Rivierduinen, Institute for Mental Health Care, Sandifortdreef 19, 2333 ZZ, Leiden, the Netherlands; Division of Pharmacoepidemiology and Clinical Pharmacology, Utrecht Institute for Pharmaceutical Sciences, Utrecht University, P.O. Box 80082, 3508 TB, Utrecht, the Netherlands.
Division of Pharmacoepidemiology and Clinical Pharmacology, Utrecht Institute for Pharmaceutical Sciences, Utrecht University, P.O. Box 80082, 3508 TB, Utrecht, the Netherlands; Department of Clinical Pharmacy, University Medical Center Utrecht, Heidelberglaan 100, 3584 CX, Utrecht, the Netherlands.
Soc Sci Med. 2018 Aug;211:87-94. doi: 10.1016/j.socscimed.2018.06.005. Epub 2018 Jun 12.
A higher own-group ethnic density in the area of residence is often associated with a lower risk for psychotic disorder. For common mental disorders the evidence is less convincing. This study explores whether these findings are mirrored in data on dispensing of antipsychotics and antidepressants.
Health insurance data on dispensed medication among all adults living in the four largest Dutch cities were linked to demographic data from Statistics Netherlands. Dispensing of antipsychotics and antidepressants in 2013 was analyzed in relation to the proportion of the own ethnic group in the neighborhood.
Higher own-group ethnic density was associated with lower dispensing of antipsychotics among the Moroccan-Dutch (N = 115,455), after adjusting for age, gender, and SES of the neighborhood (OR for the highest vs. the lowest density quintile = 0.72 [0.66-0.79]).

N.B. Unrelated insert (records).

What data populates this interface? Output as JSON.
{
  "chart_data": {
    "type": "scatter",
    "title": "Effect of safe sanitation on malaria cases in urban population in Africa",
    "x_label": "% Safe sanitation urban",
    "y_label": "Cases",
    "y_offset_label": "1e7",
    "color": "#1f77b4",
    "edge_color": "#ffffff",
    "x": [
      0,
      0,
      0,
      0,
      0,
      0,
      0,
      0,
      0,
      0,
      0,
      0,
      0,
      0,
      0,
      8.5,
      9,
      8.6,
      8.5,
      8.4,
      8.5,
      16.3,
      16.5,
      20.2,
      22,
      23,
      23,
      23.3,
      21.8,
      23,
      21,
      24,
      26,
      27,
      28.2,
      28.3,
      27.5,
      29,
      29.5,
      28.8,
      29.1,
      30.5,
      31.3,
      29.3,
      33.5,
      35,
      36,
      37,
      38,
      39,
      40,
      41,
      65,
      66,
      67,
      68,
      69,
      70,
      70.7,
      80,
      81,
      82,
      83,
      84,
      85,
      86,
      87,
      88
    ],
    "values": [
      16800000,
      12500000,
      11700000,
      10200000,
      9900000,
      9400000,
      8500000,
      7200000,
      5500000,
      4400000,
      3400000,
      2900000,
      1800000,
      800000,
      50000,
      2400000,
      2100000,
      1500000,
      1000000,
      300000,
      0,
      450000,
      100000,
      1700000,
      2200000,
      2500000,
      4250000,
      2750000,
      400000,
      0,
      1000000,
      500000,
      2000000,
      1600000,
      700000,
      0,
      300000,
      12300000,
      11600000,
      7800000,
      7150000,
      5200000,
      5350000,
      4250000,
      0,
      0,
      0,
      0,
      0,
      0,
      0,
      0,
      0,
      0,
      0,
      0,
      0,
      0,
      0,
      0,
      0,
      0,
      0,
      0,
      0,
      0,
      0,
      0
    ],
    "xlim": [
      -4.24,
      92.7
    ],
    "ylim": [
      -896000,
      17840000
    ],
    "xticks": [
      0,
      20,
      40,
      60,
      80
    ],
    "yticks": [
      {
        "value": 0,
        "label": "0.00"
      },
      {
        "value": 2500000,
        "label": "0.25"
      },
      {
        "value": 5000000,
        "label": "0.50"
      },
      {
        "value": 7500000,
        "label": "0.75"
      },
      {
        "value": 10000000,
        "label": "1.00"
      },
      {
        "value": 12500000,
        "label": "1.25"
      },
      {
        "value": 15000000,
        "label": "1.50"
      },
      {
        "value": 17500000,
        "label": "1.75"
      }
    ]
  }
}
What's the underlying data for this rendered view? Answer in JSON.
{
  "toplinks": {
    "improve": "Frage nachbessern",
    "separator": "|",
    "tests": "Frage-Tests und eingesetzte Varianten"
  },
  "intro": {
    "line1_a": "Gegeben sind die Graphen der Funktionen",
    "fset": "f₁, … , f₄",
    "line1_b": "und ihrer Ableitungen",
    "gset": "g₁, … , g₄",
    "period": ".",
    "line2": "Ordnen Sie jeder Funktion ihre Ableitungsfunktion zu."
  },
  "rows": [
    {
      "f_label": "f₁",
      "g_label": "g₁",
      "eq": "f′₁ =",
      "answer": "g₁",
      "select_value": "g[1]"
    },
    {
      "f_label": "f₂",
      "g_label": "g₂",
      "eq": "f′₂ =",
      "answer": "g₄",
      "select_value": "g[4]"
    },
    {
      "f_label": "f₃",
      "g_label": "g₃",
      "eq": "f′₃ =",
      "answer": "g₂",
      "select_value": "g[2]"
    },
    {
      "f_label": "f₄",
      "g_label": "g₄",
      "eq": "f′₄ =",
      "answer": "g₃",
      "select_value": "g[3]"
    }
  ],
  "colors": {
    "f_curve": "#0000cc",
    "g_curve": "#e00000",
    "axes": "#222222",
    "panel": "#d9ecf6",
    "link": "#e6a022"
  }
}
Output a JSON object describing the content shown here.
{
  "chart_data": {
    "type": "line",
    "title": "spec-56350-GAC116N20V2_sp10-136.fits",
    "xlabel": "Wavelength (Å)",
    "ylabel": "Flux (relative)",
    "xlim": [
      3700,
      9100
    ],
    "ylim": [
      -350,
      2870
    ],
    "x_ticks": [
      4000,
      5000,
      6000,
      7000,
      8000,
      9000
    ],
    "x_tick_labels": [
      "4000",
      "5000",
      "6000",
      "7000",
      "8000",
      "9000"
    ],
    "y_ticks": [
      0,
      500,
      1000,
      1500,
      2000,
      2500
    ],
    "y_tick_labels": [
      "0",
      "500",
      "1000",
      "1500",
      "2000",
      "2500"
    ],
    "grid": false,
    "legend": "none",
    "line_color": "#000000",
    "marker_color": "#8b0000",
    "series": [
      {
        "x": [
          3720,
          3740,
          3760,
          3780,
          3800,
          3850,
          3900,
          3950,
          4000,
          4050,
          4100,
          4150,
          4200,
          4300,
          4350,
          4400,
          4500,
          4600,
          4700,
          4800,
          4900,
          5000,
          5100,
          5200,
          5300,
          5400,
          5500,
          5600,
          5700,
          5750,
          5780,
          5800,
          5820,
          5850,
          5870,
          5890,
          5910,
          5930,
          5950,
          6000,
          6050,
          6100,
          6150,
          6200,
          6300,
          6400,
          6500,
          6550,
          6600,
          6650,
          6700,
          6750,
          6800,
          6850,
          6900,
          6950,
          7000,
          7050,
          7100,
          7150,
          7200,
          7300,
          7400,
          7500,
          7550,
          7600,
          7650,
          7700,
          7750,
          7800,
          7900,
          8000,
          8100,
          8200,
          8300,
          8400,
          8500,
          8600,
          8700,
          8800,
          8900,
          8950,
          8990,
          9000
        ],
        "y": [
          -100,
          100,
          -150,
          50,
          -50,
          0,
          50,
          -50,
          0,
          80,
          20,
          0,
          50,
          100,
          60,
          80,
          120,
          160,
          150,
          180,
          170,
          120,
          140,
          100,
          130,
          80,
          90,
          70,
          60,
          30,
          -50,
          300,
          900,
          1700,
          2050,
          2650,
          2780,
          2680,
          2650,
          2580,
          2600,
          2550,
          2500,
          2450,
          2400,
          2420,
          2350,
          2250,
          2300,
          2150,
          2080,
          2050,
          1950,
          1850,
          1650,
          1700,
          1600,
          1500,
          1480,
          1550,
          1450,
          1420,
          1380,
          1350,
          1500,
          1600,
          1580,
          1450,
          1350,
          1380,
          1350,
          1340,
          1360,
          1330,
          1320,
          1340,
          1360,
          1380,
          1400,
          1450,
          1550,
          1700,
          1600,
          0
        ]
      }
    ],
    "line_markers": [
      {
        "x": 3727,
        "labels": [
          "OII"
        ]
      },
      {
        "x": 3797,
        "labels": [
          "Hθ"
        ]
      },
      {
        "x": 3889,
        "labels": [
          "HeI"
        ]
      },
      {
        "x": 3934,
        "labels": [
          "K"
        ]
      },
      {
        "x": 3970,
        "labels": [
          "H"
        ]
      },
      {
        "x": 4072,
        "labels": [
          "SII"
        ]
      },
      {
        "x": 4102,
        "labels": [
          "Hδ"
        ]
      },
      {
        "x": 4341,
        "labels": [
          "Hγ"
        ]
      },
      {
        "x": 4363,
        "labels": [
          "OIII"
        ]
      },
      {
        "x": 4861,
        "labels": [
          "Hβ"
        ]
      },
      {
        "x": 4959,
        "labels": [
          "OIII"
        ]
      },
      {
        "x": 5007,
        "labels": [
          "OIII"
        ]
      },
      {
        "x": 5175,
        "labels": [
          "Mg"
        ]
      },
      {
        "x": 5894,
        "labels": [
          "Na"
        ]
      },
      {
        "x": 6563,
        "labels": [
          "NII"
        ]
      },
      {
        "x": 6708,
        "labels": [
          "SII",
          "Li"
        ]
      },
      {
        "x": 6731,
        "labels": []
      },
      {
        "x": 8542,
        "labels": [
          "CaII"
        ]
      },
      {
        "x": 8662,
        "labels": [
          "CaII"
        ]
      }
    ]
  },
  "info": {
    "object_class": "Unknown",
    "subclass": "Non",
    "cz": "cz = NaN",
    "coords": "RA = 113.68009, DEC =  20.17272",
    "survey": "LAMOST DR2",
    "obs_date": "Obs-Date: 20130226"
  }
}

However, this association vanished after adjustment for household composition (OR = 0.93 [0.85-1.03]). Similar results were found for the Turkish-Dutch (N = 105,460) (OR = 0.86 [0.76-0.96] and 1.05 [0.94-1.18]). For those of Surinamese (N = 147,123) and Antillean origin (N = 41,430), in contrast, the association between ethnic density and lower risk remained after each adjustment (P < 0.001). For antidepressants, a negative association with own-group ethnic density was consistently found for those of Antillean origin (OR = 0.62 [0.52-0.74]) only.
These data on dispensing of psychomedication confirm the ethnic density hypothesis for psychosis alongside earlier equivocal findings for other mental disorders. The negative association between own-group ethnic density and dispensing of antipsychotics among the Moroccan- and Turkish-Dutch may be explained, at least in part, by a favourable household composition (i.e., living in a family) in high-density neighborhoods.
居住区域内较高的本族裔密度通常与精神障碍风险降低相关。而对于常见精神障碍,证据则不那么确凿。本研究旨在探究这些发现是否反映在抗精神病药和抗抑郁药的配药数据中。
将所有居住在荷兰四大城市的成年人的医疗保险用药数据与荷兰统计局的人口统计数据相链接。分析 2013 年抗精神病药和抗抑郁药的配药情况与邻里本族裔比例的关系。
在调整了邻里的年龄、性别和社会经济地位后,摩洛哥裔荷兰人(n=115455)的本族裔密度越高,抗精神病药的配药量越低(最高密度五分位数与最低密度五分位数相比的比值[OR]为 0.72[0.66-0.79])。然而,在调整家庭构成后,这种关联消失了(OR=0.93[0.85-1.03])。对于土耳其裔荷兰人(n=105460)也发现了类似的结果(OR=0.86[0.76-0.96]和 1.05[0.94-1.18])。相比之下,对于苏里南裔(n=147123)和安的列斯群岛裔(n=41430),这种种族密度与较低风险之间的关联在每次调整后仍然存在(P<0.001)。对于抗抑郁药,只有安的列斯群岛裔(OR=0.62[0.52-0.74])与本族裔密度呈负相关。
这些精神药物配药数据证实了种族密度假说对于精神分裂症的适用性,同时也印证了先前对于其他精神障碍的不确定发现。摩洛哥裔和土耳其裔荷兰人之间,本族裔密度与抗精神病药配药量之间的负相关,可能至少部分可以用高密度邻里中有利的家庭构成(即生活在家庭中)来解释。